Hamilton is one of 100 towns across New Jersey participating in the program funded by the State of New Jersey Division of Highway Traffic Safety. The grants totals more than $540,000 to local law enforcement agencies to crack down on drunk and impaired drivers as part of the national initiative, “Drive Sober or Get Pulled Over.”
The program, which runs from August 16 through September 3, is aimed at reducing highway crashes. The timing of the campaign is intentionally set to curtail impaired driving during the busy summer travel season, including the Labor Day holiday.
“The risks of driving under the influence of drugs or alcohol are enormous and the consequences are tragic,” said Attorney General Gurbir S. Grewal. “With rideshare apps and other forms of public transportation readily available, there’s no excuse for anyone to get behind the wheel impaired.”
In 2017, driving while intoxicated - either under the influence of alcohol or drugs - was listed as the major contributing factor in more than 25% of the 591 fatal crashes that occurred on New Jersey roads that year.

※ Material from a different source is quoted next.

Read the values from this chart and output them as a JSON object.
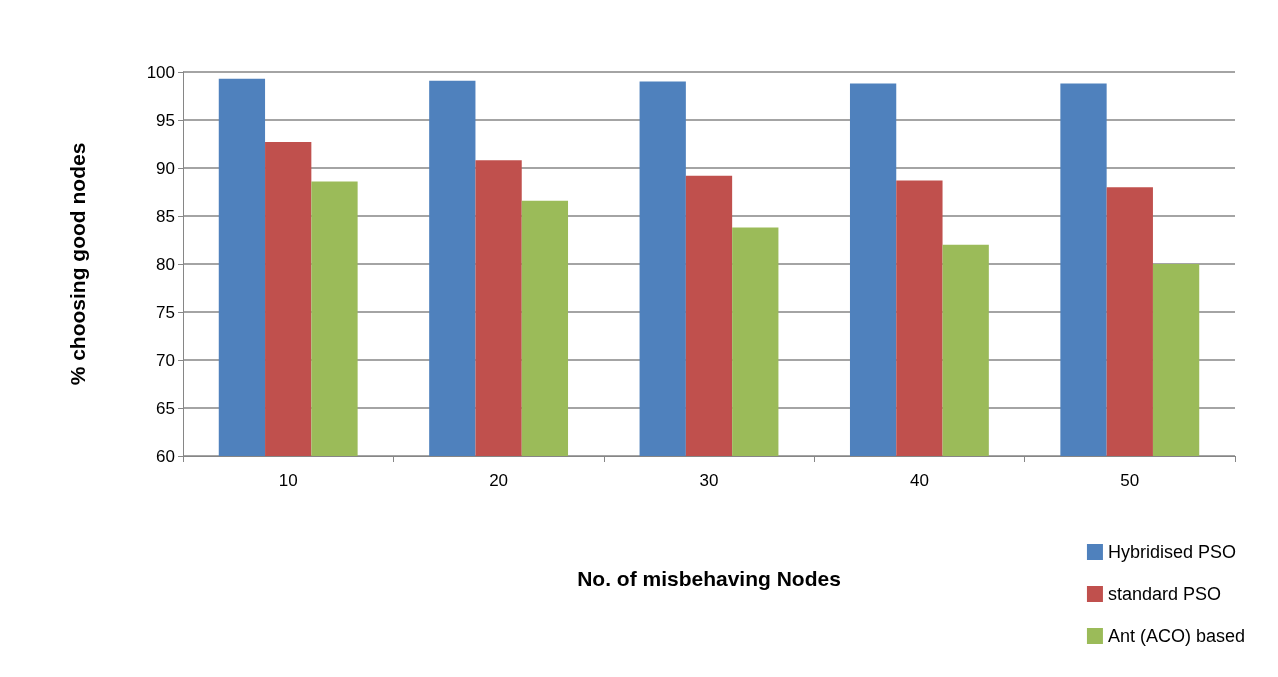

Those 158 alcohol/drug-related crashes killed 174 people.
During a five-year period between 2013 and 2017, 678 individuals were killed in alcohol-related crashes in the state.
“Impaired driving remains one of the biggest traffic safety threats in New Jersey and combating it is a year-round priority in our state,” said Eric Heitmann, Director of the Division of Highway Traffic Safety. “As we head into the final weeks of summer and the busy Labor Day driving weekend, our officers will be stepping up those efforts, working longer hours and increasing sobriety checks to keep intoxicated drivers off the road. If you’re out there driving under the influence of drugs or alcohol, the odds are we’re going to stop you and arrest you.”
Last year, law enforcement agencies statewide dedicated an estimated 6,200 total enforcement hours to the Drive Sober or Get Pulled Over campaign, including 20 fixed sobriety checkpoints. During the three-week initiative, more than 1,196 impaired driving arrests were made and an additional 4,764 speeding summonses and 3,194 seat belt citations were written.
Law enforcement agencies, including the Hamilton Police Department offered suggestions to motorists to avoid driving under the influence: designate a driver who will not drink alcohol before going out; take mass transit; spend the night where the activity is held; always buckle up, every ride, regardless of you position in the vehicle; and if you're intoxicated or traveling on foot, the safest way to get home is to take a cab or have a sober individual drive you to your doorstep.